Inrichten voor vleermuizen

Inclusief bouwen – de sleutel tot het behouden, verbeteren en ontwikkeling van leefgebieden voor stedelijke vleermuizen in de stad

Sinds het van kracht worden van de Habitatrichtlijn in 1994 en de Flora- en faunawet in 2002 zijn vleermuizen een hot item in planologische processen.
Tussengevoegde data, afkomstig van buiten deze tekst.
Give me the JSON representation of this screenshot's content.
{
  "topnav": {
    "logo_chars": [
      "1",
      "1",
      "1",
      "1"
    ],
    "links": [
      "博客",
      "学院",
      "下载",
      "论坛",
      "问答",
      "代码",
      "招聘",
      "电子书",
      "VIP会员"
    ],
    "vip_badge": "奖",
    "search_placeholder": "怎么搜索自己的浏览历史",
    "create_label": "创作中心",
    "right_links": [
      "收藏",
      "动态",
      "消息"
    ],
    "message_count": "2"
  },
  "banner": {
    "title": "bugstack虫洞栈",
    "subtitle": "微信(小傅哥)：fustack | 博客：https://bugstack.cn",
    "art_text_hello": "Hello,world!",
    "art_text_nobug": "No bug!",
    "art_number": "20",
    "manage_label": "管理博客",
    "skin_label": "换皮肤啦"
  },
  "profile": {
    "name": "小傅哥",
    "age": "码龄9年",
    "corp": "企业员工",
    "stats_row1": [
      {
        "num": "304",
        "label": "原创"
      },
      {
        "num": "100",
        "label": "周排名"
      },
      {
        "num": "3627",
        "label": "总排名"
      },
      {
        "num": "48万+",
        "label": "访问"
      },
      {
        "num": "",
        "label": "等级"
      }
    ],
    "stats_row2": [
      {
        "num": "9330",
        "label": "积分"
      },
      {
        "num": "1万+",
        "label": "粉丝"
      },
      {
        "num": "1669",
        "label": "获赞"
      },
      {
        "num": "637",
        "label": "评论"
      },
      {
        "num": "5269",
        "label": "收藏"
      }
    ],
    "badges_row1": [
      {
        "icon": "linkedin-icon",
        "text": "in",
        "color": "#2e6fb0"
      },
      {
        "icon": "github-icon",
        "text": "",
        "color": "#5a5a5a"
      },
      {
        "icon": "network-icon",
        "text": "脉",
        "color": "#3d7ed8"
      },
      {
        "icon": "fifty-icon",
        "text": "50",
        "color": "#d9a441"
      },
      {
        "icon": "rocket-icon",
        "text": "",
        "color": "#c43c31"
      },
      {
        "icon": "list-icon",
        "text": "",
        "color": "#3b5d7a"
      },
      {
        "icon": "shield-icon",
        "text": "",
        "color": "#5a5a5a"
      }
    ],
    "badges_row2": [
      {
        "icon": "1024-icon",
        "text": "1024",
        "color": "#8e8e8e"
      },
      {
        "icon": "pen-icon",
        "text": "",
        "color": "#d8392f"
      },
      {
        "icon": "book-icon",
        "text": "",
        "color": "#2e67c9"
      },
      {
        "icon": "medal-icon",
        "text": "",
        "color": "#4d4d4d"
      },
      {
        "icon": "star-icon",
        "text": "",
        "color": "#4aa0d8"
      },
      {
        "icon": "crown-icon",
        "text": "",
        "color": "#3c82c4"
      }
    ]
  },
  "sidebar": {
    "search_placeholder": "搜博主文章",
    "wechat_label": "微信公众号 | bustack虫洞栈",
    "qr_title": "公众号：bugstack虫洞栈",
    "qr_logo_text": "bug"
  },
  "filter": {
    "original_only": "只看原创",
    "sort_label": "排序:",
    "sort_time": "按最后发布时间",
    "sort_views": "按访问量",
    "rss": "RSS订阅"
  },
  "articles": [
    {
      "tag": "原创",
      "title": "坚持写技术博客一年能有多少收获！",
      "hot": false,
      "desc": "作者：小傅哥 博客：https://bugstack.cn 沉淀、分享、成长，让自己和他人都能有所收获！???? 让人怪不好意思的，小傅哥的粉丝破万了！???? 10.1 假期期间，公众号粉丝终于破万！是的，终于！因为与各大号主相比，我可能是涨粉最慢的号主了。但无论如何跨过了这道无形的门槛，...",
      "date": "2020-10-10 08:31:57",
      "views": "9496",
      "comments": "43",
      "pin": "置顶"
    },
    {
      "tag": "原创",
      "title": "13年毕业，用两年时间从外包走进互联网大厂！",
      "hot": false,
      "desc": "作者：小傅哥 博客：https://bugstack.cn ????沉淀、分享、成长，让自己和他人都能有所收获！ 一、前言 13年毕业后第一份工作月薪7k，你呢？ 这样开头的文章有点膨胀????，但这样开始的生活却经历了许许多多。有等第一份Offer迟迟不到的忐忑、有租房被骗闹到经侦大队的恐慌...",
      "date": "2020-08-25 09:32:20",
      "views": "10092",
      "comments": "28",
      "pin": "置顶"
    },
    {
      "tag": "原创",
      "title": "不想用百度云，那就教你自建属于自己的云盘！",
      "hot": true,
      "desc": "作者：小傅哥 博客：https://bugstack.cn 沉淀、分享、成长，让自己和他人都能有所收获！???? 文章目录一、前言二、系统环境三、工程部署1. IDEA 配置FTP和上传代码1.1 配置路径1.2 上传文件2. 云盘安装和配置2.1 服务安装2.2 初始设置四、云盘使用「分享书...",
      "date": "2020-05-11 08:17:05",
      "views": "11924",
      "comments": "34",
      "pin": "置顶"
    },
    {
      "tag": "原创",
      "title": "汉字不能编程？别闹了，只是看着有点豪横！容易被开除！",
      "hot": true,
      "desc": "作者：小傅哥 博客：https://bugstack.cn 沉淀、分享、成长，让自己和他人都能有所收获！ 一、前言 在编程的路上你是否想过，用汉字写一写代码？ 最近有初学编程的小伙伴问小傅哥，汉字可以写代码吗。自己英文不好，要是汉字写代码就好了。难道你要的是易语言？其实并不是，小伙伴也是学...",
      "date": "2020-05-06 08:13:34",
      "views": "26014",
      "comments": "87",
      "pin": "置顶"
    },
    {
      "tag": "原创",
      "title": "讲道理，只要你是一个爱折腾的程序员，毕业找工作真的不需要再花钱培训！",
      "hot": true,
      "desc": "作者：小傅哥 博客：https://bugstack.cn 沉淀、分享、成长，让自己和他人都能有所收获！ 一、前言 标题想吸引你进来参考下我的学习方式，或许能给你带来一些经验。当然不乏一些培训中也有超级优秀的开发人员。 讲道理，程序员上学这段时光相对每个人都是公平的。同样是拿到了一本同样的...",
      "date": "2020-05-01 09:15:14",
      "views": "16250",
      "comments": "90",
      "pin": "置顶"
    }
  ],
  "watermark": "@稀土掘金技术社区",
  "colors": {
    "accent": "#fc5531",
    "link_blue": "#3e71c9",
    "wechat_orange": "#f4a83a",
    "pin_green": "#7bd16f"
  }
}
Vanwege de combinatie van een achteruitgang in het recente verleden en een voor menselijke ingrepen kwetsbare levenswijze zijn alle Europese vleermuissoorten strikt beschermd.
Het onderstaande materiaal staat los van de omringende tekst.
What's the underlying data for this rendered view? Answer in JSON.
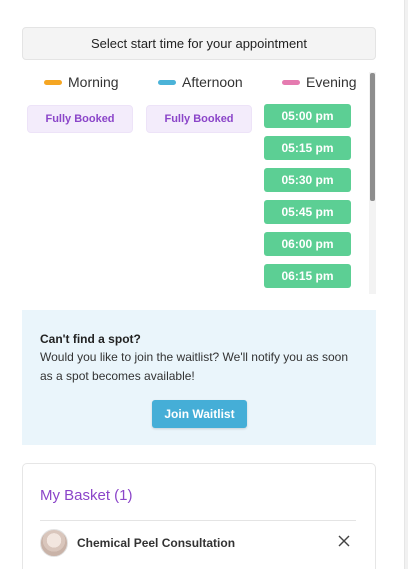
{
  "header": {
    "title": "Select start time for your appointment"
  },
  "columns": [
    {
      "label": "Morning",
      "color": "#f5a623",
      "booked_text": "Fully Booked"
    },
    {
      "label": "Afternoon",
      "color": "#4bb3d8",
      "booked_text": "Fully Booked"
    },
    {
      "label": "Evening",
      "color": "#e57bb0"
    }
  ],
  "slot_color": "#5ccf94",
  "evening_slots": [
    "05:00 pm",
    "05:15 pm",
    "05:30 pm",
    "05:45 pm",
    "06:00 pm",
    "06:15 pm"
  ],
  "waitlist": {
    "title": "Can't find a spot?",
    "message": "Would you like to join the waitlist? We'll notify you as soon as a spot becomes available!",
    "button_label": "Join Waitlist",
    "background": "#eaf5fb",
    "button_color": "#45aed7"
  },
  "basket": {
    "title": "My Basket (1)",
    "title_color": "#8b45c9",
    "items": [
      {
        "name": "Chemical Peel Consultation"
      }
    ]
  }
}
Praktijk van bescherming – vertraging – oorzaken

De oorzaak van de problematiek rond vleermuizen en de Flora- en faunawet zit hem niet in de wet of de vleermuizen, maar in het ontbreken van een positief beleid om beschermde soorten en hun habitat een stevige plek in onze maatschappij te geven, waardoor de vleermuizen ook minder kwetsbaar worden voor kleinere incidentele ingrepen. Zonder dit positieve beleid is de Flora- en faunawet de enige manier waarop veel planten- en diersoorten praktisch beschermd worden. Op de lange duur lopen we dan het risico dat we alleen ad hoc reageren op bedreigingen voor soorten en dat soorten onopgemerkt verder achteruitgaan.
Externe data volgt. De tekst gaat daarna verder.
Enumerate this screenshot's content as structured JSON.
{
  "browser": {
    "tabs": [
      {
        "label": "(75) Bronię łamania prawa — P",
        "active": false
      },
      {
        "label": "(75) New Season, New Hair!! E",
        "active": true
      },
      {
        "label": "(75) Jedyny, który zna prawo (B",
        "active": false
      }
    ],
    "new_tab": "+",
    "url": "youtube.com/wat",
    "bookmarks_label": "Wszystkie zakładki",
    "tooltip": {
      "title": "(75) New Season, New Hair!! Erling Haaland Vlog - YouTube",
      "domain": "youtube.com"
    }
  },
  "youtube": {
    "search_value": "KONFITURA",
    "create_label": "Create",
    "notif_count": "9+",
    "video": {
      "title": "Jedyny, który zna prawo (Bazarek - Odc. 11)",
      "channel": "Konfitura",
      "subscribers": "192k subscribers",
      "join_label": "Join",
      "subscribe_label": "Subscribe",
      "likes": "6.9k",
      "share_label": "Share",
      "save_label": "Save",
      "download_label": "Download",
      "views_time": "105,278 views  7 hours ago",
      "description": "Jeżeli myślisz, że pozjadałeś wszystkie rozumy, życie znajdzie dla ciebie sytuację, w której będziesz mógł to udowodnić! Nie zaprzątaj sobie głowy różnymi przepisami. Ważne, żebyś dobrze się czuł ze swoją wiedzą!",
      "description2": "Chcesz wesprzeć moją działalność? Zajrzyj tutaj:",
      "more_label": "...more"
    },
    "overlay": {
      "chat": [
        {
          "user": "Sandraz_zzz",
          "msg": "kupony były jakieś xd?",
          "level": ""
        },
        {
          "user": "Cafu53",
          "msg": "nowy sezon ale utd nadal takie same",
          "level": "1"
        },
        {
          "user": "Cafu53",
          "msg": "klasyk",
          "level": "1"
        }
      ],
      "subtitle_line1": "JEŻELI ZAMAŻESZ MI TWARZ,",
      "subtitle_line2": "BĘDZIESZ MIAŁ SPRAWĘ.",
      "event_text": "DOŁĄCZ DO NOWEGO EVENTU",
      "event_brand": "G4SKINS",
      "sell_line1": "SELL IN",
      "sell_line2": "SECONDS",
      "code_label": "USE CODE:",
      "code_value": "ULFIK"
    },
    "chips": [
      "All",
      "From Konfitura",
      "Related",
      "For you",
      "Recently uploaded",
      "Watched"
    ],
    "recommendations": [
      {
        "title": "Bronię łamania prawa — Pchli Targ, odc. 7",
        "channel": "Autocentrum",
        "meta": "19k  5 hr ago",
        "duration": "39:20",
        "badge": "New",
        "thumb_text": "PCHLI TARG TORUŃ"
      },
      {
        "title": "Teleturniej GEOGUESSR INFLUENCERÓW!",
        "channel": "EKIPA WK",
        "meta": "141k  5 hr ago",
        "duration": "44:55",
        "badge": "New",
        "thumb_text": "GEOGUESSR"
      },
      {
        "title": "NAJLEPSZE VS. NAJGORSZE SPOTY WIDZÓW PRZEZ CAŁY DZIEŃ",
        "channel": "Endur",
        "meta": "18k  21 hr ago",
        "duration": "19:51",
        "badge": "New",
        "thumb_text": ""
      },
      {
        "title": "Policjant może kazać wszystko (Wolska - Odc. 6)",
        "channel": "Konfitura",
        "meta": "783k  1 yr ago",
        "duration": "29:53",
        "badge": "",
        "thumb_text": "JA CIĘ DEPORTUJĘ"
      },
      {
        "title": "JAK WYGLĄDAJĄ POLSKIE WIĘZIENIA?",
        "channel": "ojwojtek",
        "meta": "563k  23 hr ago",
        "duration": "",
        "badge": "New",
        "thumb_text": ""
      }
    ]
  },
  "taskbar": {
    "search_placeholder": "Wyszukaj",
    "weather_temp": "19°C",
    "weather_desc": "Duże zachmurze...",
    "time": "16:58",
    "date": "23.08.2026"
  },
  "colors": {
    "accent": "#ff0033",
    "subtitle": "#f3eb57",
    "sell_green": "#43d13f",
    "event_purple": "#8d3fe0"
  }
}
In feite is de oude verkeerde uitleg van de Habitatrichtlijn al debet aan deze situatie. De nieuwe uitleg – volgens de Zoogdiervereniging mager vorm gegeven – sinds 2009 richt zich meer op het pro-actief creëren van habitat, voordat negatieve ingrepen uitgevoerd worden.

Het Ministerie van LNV is reeds bezig met het omvormen van het natuurbeleid voor soorten door de invoering van de Leefgebiedenbenadering. Kern van deze nieuwe aanpak is dat wanneer kwantitatief voldoende en kwalitatief goed ingericht leefgebieden voor kwetsbare soorten worden aangelegd en beheerd de gunstige staat van instandhouding van deze soorten gegarandeerd kan worden. Daarmee kunnen conflictsituaties tussen bijvoorbeeld ruimtelijke ontwikkelingen en beschermde soorten buiten die leefgebieden eenvoudiger opgelost worden.

Maar hoe doe je dat voor soorten die afhankelijk zijn van menselijke bebouwing, stedelijk gebied en door mensen aangelegde infrastructuur en cultuurlandschappen?

Voor deze soorten, waaronder ook de vleermuissoorten van stedelijk gebied, is een andere aanpak nodig. Het aanleggen van beschermde leefgebieden (natuurgebieden) buiten de stad beschermd tegen allerlei stedelijke ontwikkelingen is voor deze soorten voor het aspect verblijfplaatsen niet zinvol. Deze soorten zijn voor verblijfplaatsen afhankelijk van menselijke bebouwing, en zijn daarin ook afhankelijk van gebruik en onderhoud van deze gebouwen. En, ook al wordt er volop buiten de stad en in de stadsrand gejaagd, toch zijn op bepaalde momenten in het seizoen jachtgebieden ook in de buurt van de verblijfplaats noodzakelijk.

In plaats van beschermde leefgebieden buiten de stad aan te bieden moeten we stedelijke vleermuissoorten een plek in de stad bieden, tussen de mensen.
In feite vraagt dit niet om een ander bouwbeleid en stadsontwikkeling dan er de afgelopen 100 jaar is uitgevoerd en ontwikkeld, maar wel het inzicht dat recente en verwachte ontwikkelingen de kansen voor vleermuizen in de stad aanzienlijk beperken.
Dit moeten we bijstellen door in alle aspecten van stedelijke ontwikkeling de kans moeten grijpen om stedelijke natuur te versterken. Bij ieder sloopproject, bouwproject, renovatieproject, groenproject of infrastructurele ingreep moet er naast het maatschappelijk of economisch doel van het project worden gekeken naar de kans om leefgebieden te behouden en te verbeteren.
Dit is inclusief denken. Bouwen voor mensen, inclusief vleermuizen.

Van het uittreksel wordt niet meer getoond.